La Parigi degli aani Sessanta, il mondo dell’arte e della cultura
di Irene Merli
FINAL PORTRAIT-L’arte di essere amici, di Stanley Tucci, con Geoffrey Rush, Arnie Hammer, Clemence Poesie, Sylvie Testud, Tony Shalhoub, James Faulkner. Nelle sale.
Parigi, 1964. Alberto Giacometti ha già un indiscusso successo, sia nel mondo dell’arte che in quello di importanti acquirenti e committenti.
Anche un suo schizzo ormai ha un grandissimo valore, ma lui continua a vivere in un atelier e in una casa ai limiti della decenza.
E a fare una vita a dir poco disordinata, tra sculture e disegni affastellati gli uni sugli altri, vecchi vestiti e montagne di banconote nascoste nei punti più improbabili e spesso dimenticati, sedute creative e bevute nei bistrot.
Un giorno nella sua eccentrica vita capita James Lord, uno scrittore americano giunto a Parigi che lo ammira moltissimo e gli chiede un ritratto, pensando di cavarsela con poche pose.
E invece il processo creativo durerà 18 giorni, a ritmi massacranti, con improvvisi stop, disfacimenti, ripensamenti, e persino sparizioni (dell’autore).
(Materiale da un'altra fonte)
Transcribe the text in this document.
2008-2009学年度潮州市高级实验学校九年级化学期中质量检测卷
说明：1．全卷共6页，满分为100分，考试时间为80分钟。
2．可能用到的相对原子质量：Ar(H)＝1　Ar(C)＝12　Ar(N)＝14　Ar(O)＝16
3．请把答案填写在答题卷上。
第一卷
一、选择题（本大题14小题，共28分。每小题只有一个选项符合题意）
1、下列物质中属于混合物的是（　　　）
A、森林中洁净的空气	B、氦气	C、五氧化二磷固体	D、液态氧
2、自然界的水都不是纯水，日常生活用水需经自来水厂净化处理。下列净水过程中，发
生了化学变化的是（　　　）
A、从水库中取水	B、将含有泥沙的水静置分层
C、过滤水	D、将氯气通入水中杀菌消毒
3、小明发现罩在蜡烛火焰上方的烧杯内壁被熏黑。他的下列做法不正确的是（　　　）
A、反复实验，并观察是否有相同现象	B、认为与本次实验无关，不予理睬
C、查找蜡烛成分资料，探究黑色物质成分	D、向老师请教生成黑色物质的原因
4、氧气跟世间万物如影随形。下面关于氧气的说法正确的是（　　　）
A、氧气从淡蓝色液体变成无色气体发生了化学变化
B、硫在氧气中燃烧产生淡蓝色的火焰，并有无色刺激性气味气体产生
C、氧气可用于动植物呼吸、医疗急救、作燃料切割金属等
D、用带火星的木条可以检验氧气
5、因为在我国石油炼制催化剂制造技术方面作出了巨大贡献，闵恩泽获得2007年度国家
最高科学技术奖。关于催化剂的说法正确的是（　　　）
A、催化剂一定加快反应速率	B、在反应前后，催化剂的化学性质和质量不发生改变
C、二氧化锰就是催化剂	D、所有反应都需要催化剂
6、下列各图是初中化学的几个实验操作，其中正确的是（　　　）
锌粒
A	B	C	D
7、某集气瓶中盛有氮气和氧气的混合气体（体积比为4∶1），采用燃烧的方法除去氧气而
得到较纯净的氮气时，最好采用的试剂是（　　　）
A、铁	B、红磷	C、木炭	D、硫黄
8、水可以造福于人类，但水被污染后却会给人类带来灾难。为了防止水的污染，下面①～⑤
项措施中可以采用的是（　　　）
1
Mr.Lord entrerà nella vita di Giacometti più di quanto avrebbe pensato, nel bene e nel male, ma alla fine ce la farà a portarsi a casa l’ultima opera del grandissimo artista svizzero, che dopo poco morirà.
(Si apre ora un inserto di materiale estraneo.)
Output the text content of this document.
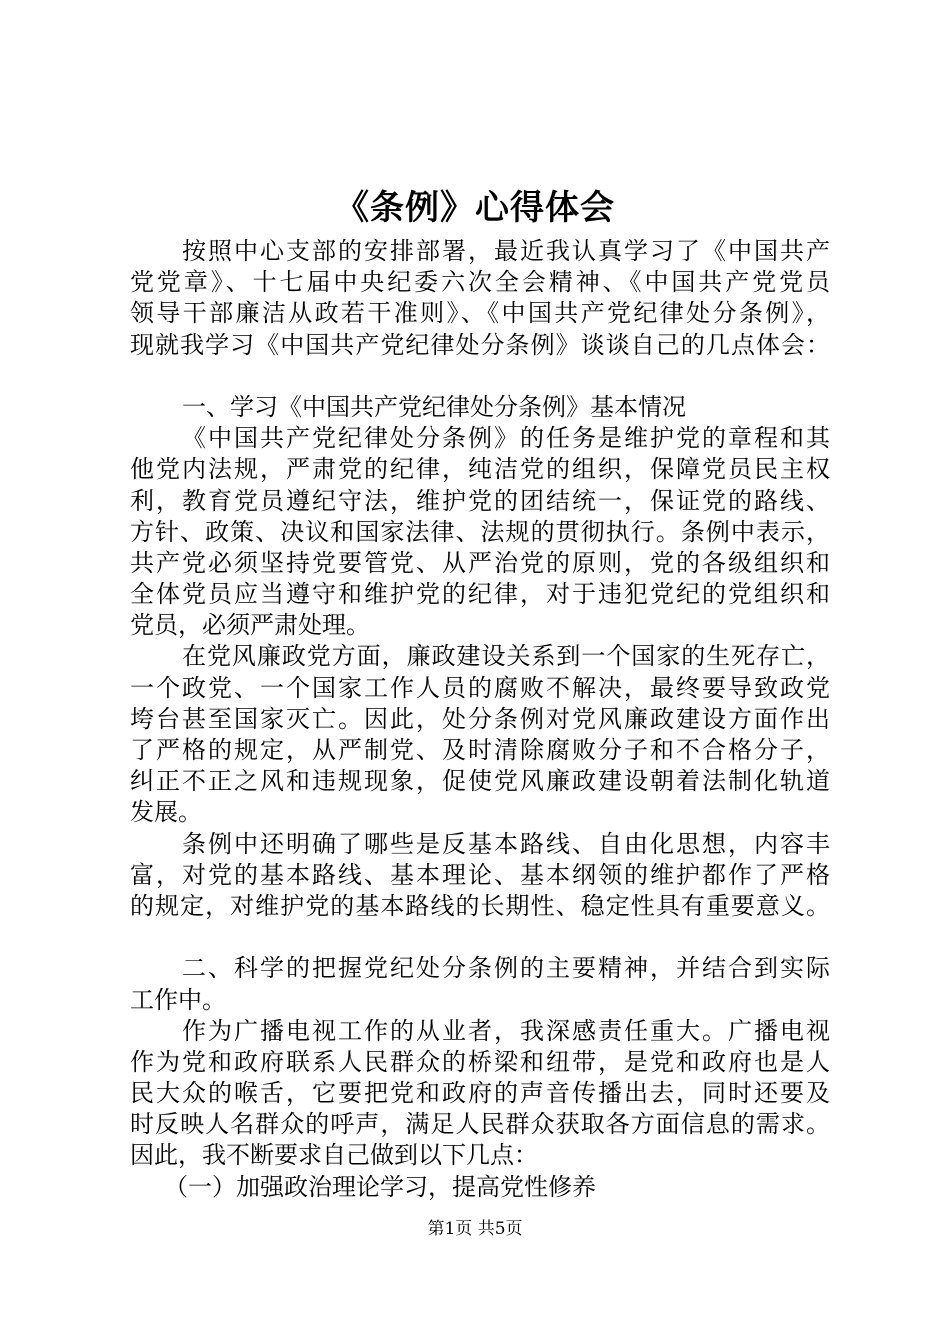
《条例》心得体会
按照中心支部的安排部署，最近我认真学习了《中国共产
党党章》、十七届中央纪委六次全会精神、《中国共产党党员
领导干部廉洁从政若干准则》、《中国共产党纪律处分条例》，
现就我学习《中国共产党纪律处分条例》谈谈自己的几点体会：
一、学习《中国共产党纪律处分条例》基本情况
《中国共产党纪律处分条例》的任务是维护党的章程和其
他党内法规，严肃党的纪律，纯洁党的组织，保障党员民主权
利，教育党员遵纪守法，维护党的团结统一，保证党的路线、
方针、政策、决议和国家法律、法规的贯彻执行。条例中表示，
共产党必须坚持党要管党、从严治党的原则，党的各级组织和
全体党员应当遵守和维护党的纪律，对于违犯党纪的党组织和
党员，必须严肃处理。
在党风廉政党方面，廉政建设关系到一个国家的生死存亡，
一个政党、一个国家工作人员的腐败不解决，最终要导致政党
垮台甚至国家灭亡。因此，处分条例对党风廉政建设方面作出
了严格的规定，从严制党、及时清除腐败分子和不合格分子，
纠正不正之风和违规现象，促使党风廉政建设朝着法制化轨道
发展。
条例中还明确了哪些是反基本路线、自由化思想，内容丰
富，对党的基本路线、基本理论、基本纲领的维护都作了严格
的规定，对维护党的基本路线的长期性、稳定性具有重要意义。
二、科学的把握党纪处分条例的主要精神，并结合到实际
工作中。
作为广播电视工作的从业者，我深感责任重大。广播电视
作为党和政府联系人民群众的桥梁和纽带，是党和政府也是人
民大众的喉舌，它要把党和政府的声音传播出去，同时还要及
时反映人名群众的呼声，满足人民群众获取各方面信息的需求。
因此，我不断要求自己做到以下几点：
（一）加强政治理论学习，提高党性修养
第1页 共5页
Stanley Tucci, alla sua quinta prova da regista, si avventura in un’impresa difficile: raccontare l’incompiutezza dell’arte, in particolare quella di Giacometti, che per tutta la vita affermò di non essere mai riuscito a scolpire o a disegnare una testa umana come la vedeva.
In una celebre intervista del 1963 alla Radio Svizzera Italiana, disse addirittura di avere realizzato solo figure mancanti.
Non è quindi per nulla esagerato o manieristico il modo di rappresentare la sua spirale creativa in Final Portrait: Giacometti era un artista tormentato, instabilmente lucido, e un uomo completamente inaffidabile.
E questo lo scopriamo bene nel film, girato in forma diaristica e quasi tutto nell’atelier parigino di Giacometti, dove potevano entrare quotidianamente solo tre persone: il fratello e assistente Diego, la moglie Annette e l’amante Caroline, tre sorprendenti personaggi di contorno che rendono più vivo e sfaccettato il tentativo di ritratto cinematografico di un genio al lavoro.
La macchina da presa di Tucci spia ogni gesto delle mani e dei volti dell’artista e del modello, ma a sua volta Mr.Lord, nelle lunghe sedute di quelle memorabili settimane, spia colui che lo ritrae, impara a conoscerlo, a comprenderne le strane reazioni, gli improvvisi sconforti, le fughe.
Tanto che al ritorno in America scriverà il diario della sua esperienza di testimone privilegiato, ” A Giacometti portrait, che è stato alla base del lavoro di sceneggiature del regista.
Geoffrey Rush, poi, non solo si cala in questo ruolo con eccezionale bravura, ma è anche di una somiglianza commovente per chiunque ami Giacometti: basta vedere la locandina di Final Portrait per rendersene conto. E straordinario è pure Tony Shalhoub, nella parte del pazientissimo e indispensabile fratello Diego, suo modello di tante teste… Incompiute.
Insomma un film raffinato, inconsueto, che piacerà agli appassionati d’arte e non.
E’sempre interessante quando il cinema posa il suo sguardo su un’altra forma d’arte per disvelarla.